The evaluation was based upon enclosing the existing headwork structure and ventilating it at 12 air changes per hour or 3,300 cfm. Average and peak levels of 10 and 15 ppm of hydrogen sulfide (H2S) were used in the evaluation.
The evaluation team concluded that a carbon adsorption system using a water-regenerable, catalytic carbon was the most viable alternative considering site space restrictions, degree of odor reduction, safety concerns, net present cost, and required permitting for construction. The design resulted in selection of a Calgon PhoenixTM 4000 carbon adsorption unit for odor control.
During periodic water-regeneration of the carbon, a dilute sulfuric acid waste stream is formed with resulting pH values below 2.0. In most applications, this intermittent waste stream is simply discharged and combined with the influent wastewater stream.
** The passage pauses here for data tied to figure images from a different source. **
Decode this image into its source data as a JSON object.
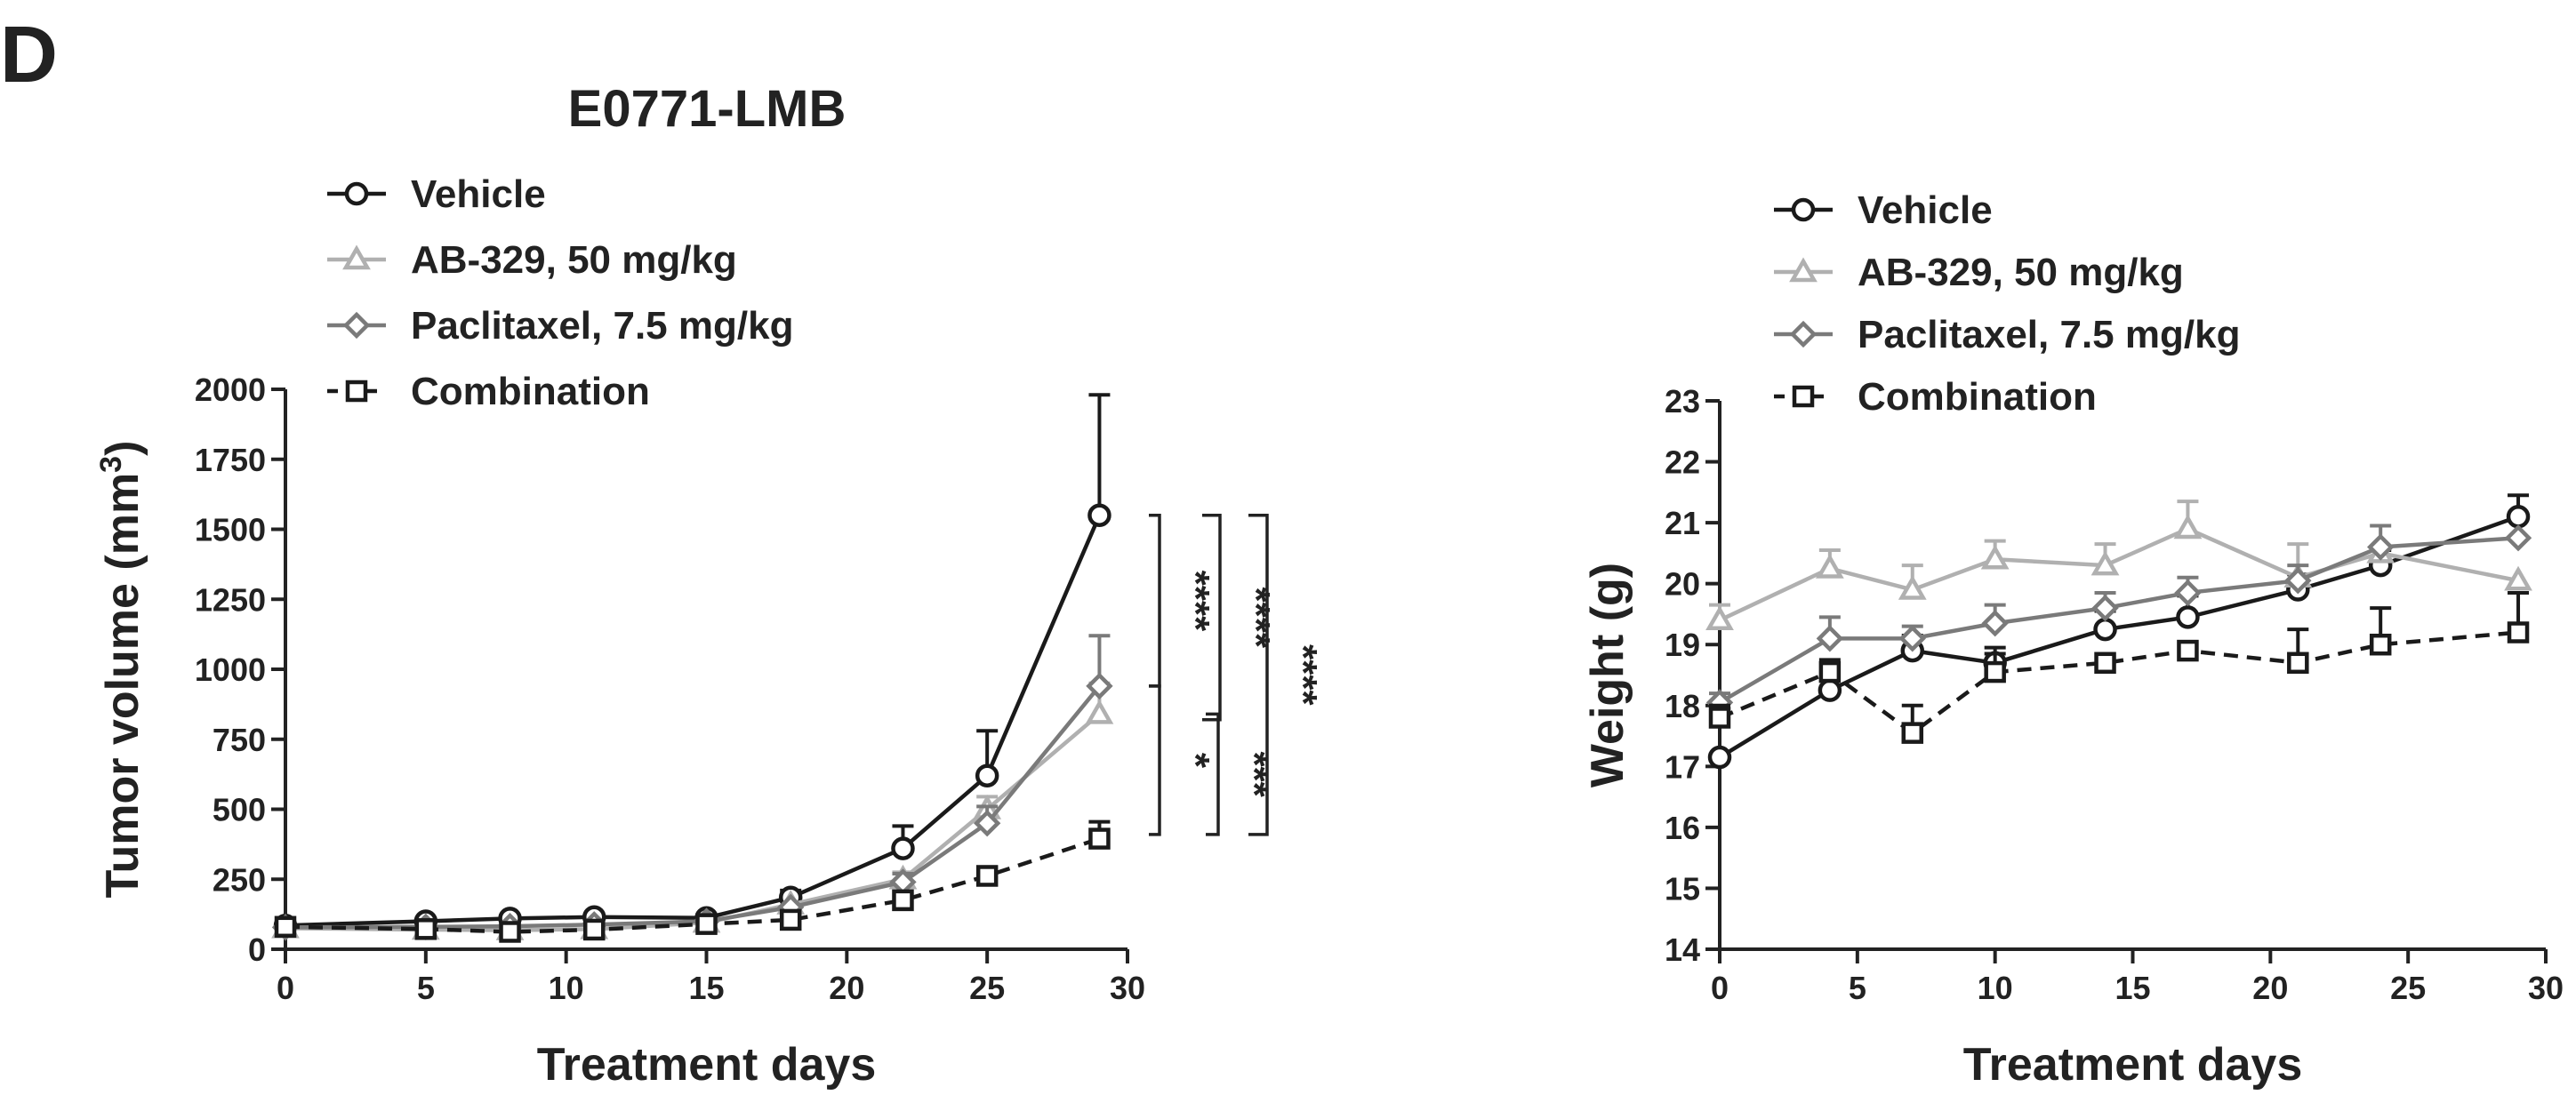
{
  "panel_label": "D",
  "chart_data": [
    {
      "type": "line",
      "title": "E0771-LMB",
      "xlabel": "Treatment days",
      "ylabel": "Tumor volume (mm",
      "ylabel_superscript": "3",
      "ylabel_suffix": ")",
      "xlim": [
        0,
        30
      ],
      "ylim": [
        0,
        2000
      ],
      "xticks": [
        0,
        5,
        10,
        15,
        20,
        25,
        30
      ],
      "yticks": [
        0,
        250,
        500,
        750,
        1000,
        1250,
        1500,
        1750,
        2000
      ],
      "grid": false,
      "legend_position": "top-left",
      "series": [
        {
          "name": "Vehicle",
          "color": "#1a1a1a",
          "marker": "circle",
          "dash": "solid",
          "x": [
            0,
            5,
            8,
            11,
            15,
            18,
            22,
            25,
            29
          ],
          "y": [
            85,
            100,
            110,
            115,
            112,
            185,
            360,
            620,
            1550
          ],
          "err": [
            0,
            0,
            0,
            0,
            0,
            25,
            80,
            160,
            430
          ]
        },
        {
          "name": "AB-329, 50 mg/kg",
          "color": "#b0b0b0",
          "marker": "triangle",
          "dash": "solid",
          "x": [
            0,
            5,
            8,
            11,
            15,
            18,
            22,
            25,
            29
          ],
          "y": [
            75,
            70,
            68,
            72,
            95,
            160,
            250,
            500,
            840
          ],
          "err": [
            0,
            0,
            0,
            0,
            0,
            0,
            25,
            45,
            110
          ]
        },
        {
          "name": "Paclitaxel, 7.5 mg/kg",
          "color": "#7a7a7a",
          "marker": "diamond",
          "dash": "solid",
          "x": [
            0,
            5,
            8,
            11,
            15,
            18,
            22,
            25,
            29
          ],
          "y": [
            78,
            80,
            82,
            88,
            100,
            150,
            240,
            450,
            940
          ],
          "err": [
            0,
            0,
            0,
            0,
            0,
            0,
            30,
            60,
            180
          ]
        },
        {
          "name": "Combination",
          "color": "#1a1a1a",
          "marker": "square",
          "dash": "dashed",
          "x": [
            0,
            5,
            8,
            11,
            15,
            18,
            22,
            25,
            29
          ],
          "y": [
            80,
            72,
            62,
            70,
            90,
            105,
            175,
            262,
            395
          ],
          "err": [
            0,
            0,
            0,
            0,
            0,
            0,
            0,
            0,
            60
          ]
        }
      ],
      "significance": [
        {
          "from": "Vehicle",
          "to": "Paclitaxel, 7.5 mg/kg",
          "label": "****",
          "y_top": 1550,
          "y_bottom": 940
        },
        {
          "from": "Paclitaxel, 7.5 mg/kg",
          "to": "Combination",
          "label": "*",
          "y_top": 940,
          "y_bottom": 410
        },
        {
          "from": "AB-329, 50 mg/kg",
          "to": "Combination",
          "label": "***",
          "y_top": 840,
          "y_bottom": 410
        },
        {
          "from": "Vehicle",
          "to": "AB-329, 50 mg/kg",
          "label": "****",
          "y_top": 1550,
          "y_bottom": 820
        },
        {
          "from": "Vehicle",
          "to": "Combination",
          "label": "****",
          "y_top": 1550,
          "y_bottom": 410
        }
      ]
    },
    {
      "type": "line",
      "title": "",
      "xlabel": "Treatment days",
      "ylabel": "Weight (g)",
      "xlim": [
        0,
        30
      ],
      "ylim": [
        14,
        23
      ],
      "xticks": [
        0,
        5,
        10,
        15,
        20,
        25,
        30
      ],
      "yticks": [
        14,
        15,
        16,
        17,
        18,
        19,
        20,
        21,
        22,
        23
      ],
      "grid": false,
      "legend_position": "top-left",
      "series": [
        {
          "name": "Vehicle",
          "color": "#1a1a1a",
          "marker": "circle",
          "dash": "solid",
          "x": [
            0,
            4,
            7,
            10,
            14,
            17,
            21,
            24,
            29
          ],
          "y": [
            17.15,
            18.25,
            18.9,
            18.7,
            19.25,
            19.45,
            19.9,
            20.3,
            21.1
          ],
          "err": [
            0,
            0,
            0.25,
            0.25,
            0.3,
            0.35,
            0.25,
            0.25,
            0.35
          ]
        },
        {
          "name": "AB-329, 50 mg/kg",
          "color": "#b0b0b0",
          "marker": "triangle",
          "dash": "solid",
          "x": [
            0,
            4,
            7,
            10,
            14,
            17,
            21,
            24,
            29
          ],
          "y": [
            19.4,
            20.25,
            19.9,
            20.4,
            20.3,
            20.9,
            20.1,
            20.5,
            20.05
          ],
          "err": [
            0.25,
            0.3,
            0.4,
            0.3,
            0.35,
            0.45,
            0.55,
            0,
            0
          ]
        },
        {
          "name": "Paclitaxel, 7.5 mg/kg",
          "color": "#7a7a7a",
          "marker": "diamond",
          "dash": "solid",
          "x": [
            0,
            4,
            7,
            10,
            14,
            17,
            21,
            24,
            29
          ],
          "y": [
            18.05,
            19.1,
            19.1,
            19.35,
            19.6,
            19.85,
            20.05,
            20.6,
            20.75
          ],
          "err": [
            0.15,
            0.35,
            0.2,
            0.3,
            0.25,
            0.25,
            0.25,
            0.35,
            0
          ]
        },
        {
          "name": "Combination",
          "color": "#1a1a1a",
          "marker": "square",
          "dash": "dashed",
          "x": [
            0,
            4,
            7,
            10,
            14,
            17,
            21,
            24,
            29
          ],
          "y": [
            17.8,
            18.55,
            17.55,
            18.55,
            18.7,
            18.9,
            18.7,
            19.0,
            19.2
          ],
          "err": [
            0.2,
            0.2,
            0.45,
            0.3,
            0,
            0,
            0.55,
            0.6,
            0.65
          ]
        }
      ]
    }
  ]
}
At the Broadwater WRF, however, average daily flows can fall below 0.8 mgd and the influent alkalinity is often below 140 mg/l. Addition of the acid waste stream to the influent wastewater created the potential for destruction of most of the alkalinity and hence, pH depression, which could inhibit the downstream biological nutrient removal (BNR) process. To protect the downstream biological process, the acid waste stream was contacted in a separate, in-ground, neutralization tank containing high calcium limestone prior to discharge.
The odor control system was put into service in November 1999. In the initial 3 months of operation, the unit has achieved an estimated 99 percent or greater reduction of H2S. Furthermore, odors are not perceptible at the unit outlet. The neutralization tank has also been effective in converting the acid waste stream from a pH of 2.0 to pH values of approximately 7.8. No odors have been reported in the vicinity of the headworks and after several regeneration cycles, there have been no detrimental impacts from the neutralized acid waste stream upon the downstream biological processes. As a result of the success of this installation, Parsons will be applying waterregenerable, catalytic carbon adsorption technology at additional client locations.